Pour mieux situer le pouvoir dans l’Église - La Croix 31/12/2018

Gaston Pietri, prêtre du diocèse d’Ajaccio

La Croix 31 décembre 2018

 

Si démocratique qu’elle se veuille, une société n’est viable que si elle organise en son sein une juste répartition des pouvoirs. L’exercice même de ce pouvoir pourra être revêtu de modalités fort diverses. Longtemps ce fut en termes de pouvoir direct ou indirect que des confessions religieuses comme l’Église catholique ont conçu leur mode d’articulation avec le pouvoir politique. Lorsque Gambetta s’écriait « le cléricalisme, voilà l’ennemi », c’est que l’affranchissement du pouvoir ecclésial lui paraissait l’objectif principal du combat pour les libertés publiques.

Le terme « cléricalisme » n’est pas né du hasard. Il désigne ici, dans un contexte de société historiquement catholique, une situation qui a eu pour conséquence dans les esprits l’assimilation du pouvoir de l’Église à celui des clercs. Si dans une situation troublée, face à de graves abus manifestes, le pape François a dénoncé le cléricalisme, c’est en vertu d’une analogie entre ce que fut l’emprise de l’Église sur la société et ce qu’a été ou qui demeure dans l’Église elle-même le pouvoir des clercs. En effet, nous ne pouvons pas dissocier notre vision des rapports de l’Église avec la société du système des rapports entre clercs et fidèles laïcs dans l’Église. D’où le recours au cléricalisme pour définir bien des abus du pouvoir.

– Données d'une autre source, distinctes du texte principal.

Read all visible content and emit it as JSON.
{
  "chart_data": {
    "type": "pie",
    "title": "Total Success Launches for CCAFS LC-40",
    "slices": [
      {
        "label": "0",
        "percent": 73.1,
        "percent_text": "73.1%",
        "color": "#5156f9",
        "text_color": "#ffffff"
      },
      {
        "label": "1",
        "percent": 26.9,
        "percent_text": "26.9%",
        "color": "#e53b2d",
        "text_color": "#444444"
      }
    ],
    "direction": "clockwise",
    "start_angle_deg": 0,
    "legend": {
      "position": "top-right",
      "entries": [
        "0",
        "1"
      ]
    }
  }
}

Lorsque Vatican II pose comme principe de vie en Église « l’égalité entre tous » (constitution Lumen gentium – n° 31), c’est en envisageant bien sûr la reconnaissance des différences entre fonctions. On parle de différences et en vertu du réflexe séculaire, on continue de penser aisément en termes de supériorité. Comme si la supériorité des uns sur les autres, en fait des clercs sur les laïcs, pouvait être une forme d’application de la supériorité du spirituel sur le temporel, qui en 1302, sous la plume du pape Boniface VIII (Unam sanctam), servait à légitimer la subordination du pouvoir politique à l’autorité ecclésiale. Les schémas ont changé, le langage s’est renouvelé. Mais jusqu’où ont pu aller non seulement les mentalités mais aussi les fonctionnements, pour que l’égalité puisse être vécue au sein des différences ? C’est la question qui est encore devant nous. Car l’ordination sacramentelle, qu’il fallait réaffirmer face à Luther, a servi et sert encore à légitimer une forme de supériorité par rapport à « l’être chrétien » qui demeure le fondement radical de l’existence des croyants en Christ.

Il n’est pas jusqu’au sacerdoce qui ne soit invoqué à la manière d’une tranquille confiscation par les clercs. Ce qui est reconnu aux chrétiens laïcs reste dans les esprits de l’ordre de la délégation par les clercs au lieu d’être résolument fondé sur le sacerdoce commun des baptisés. Difficile alors d’en exclure, jusqu’à la racine, ce sentiment de « domination » contre lequel l’Apôtre Pierre mettait en garde ceux qui pour le ministère avaient reçu l’imposition des mains (1re épître 5, 1-sq). La visée doit être l’exercice de notre commune responsabilité de l’unique sacerdoce du Christ (épître aux Hébreux 9, 11-14). Nous ne savons pas clairement la signifier.

Quand l’Église recouvrait la société en son ensemble, la différence entre le fait d’être chrétien et ne pas l’être s’est en quelque sorte effacé dans la société comme réalité visible et signifiante. Il semble que l’Église ait été amenée progressivement à remplacer cette différence par celle entre clercs et laïcs affichée à l’excès. Avec l’effet, socialement parlant, d’identifier l’Église à son clergé.

Tout ce qui devrait valoriser le sacerdoce commun, surtout pour les nouveaux venus à la foi et au baptême, mérite un effort de pédagogie pastorale vigoureux. Pendant toute une époque l’intention positive d’exprimer la vocation des chrétiens laïcs a donné naissance à la catégorie « laïcat ». Malheureusement le fait d’une sorte de bipartition, aux laïcs le monde, aux clercs l’Église, a laissé l’impression d’une Église demeurant trop l’Église du clergé. Les chrétiens sont ensemble responsables du service du dessein de Dieu sur le monde.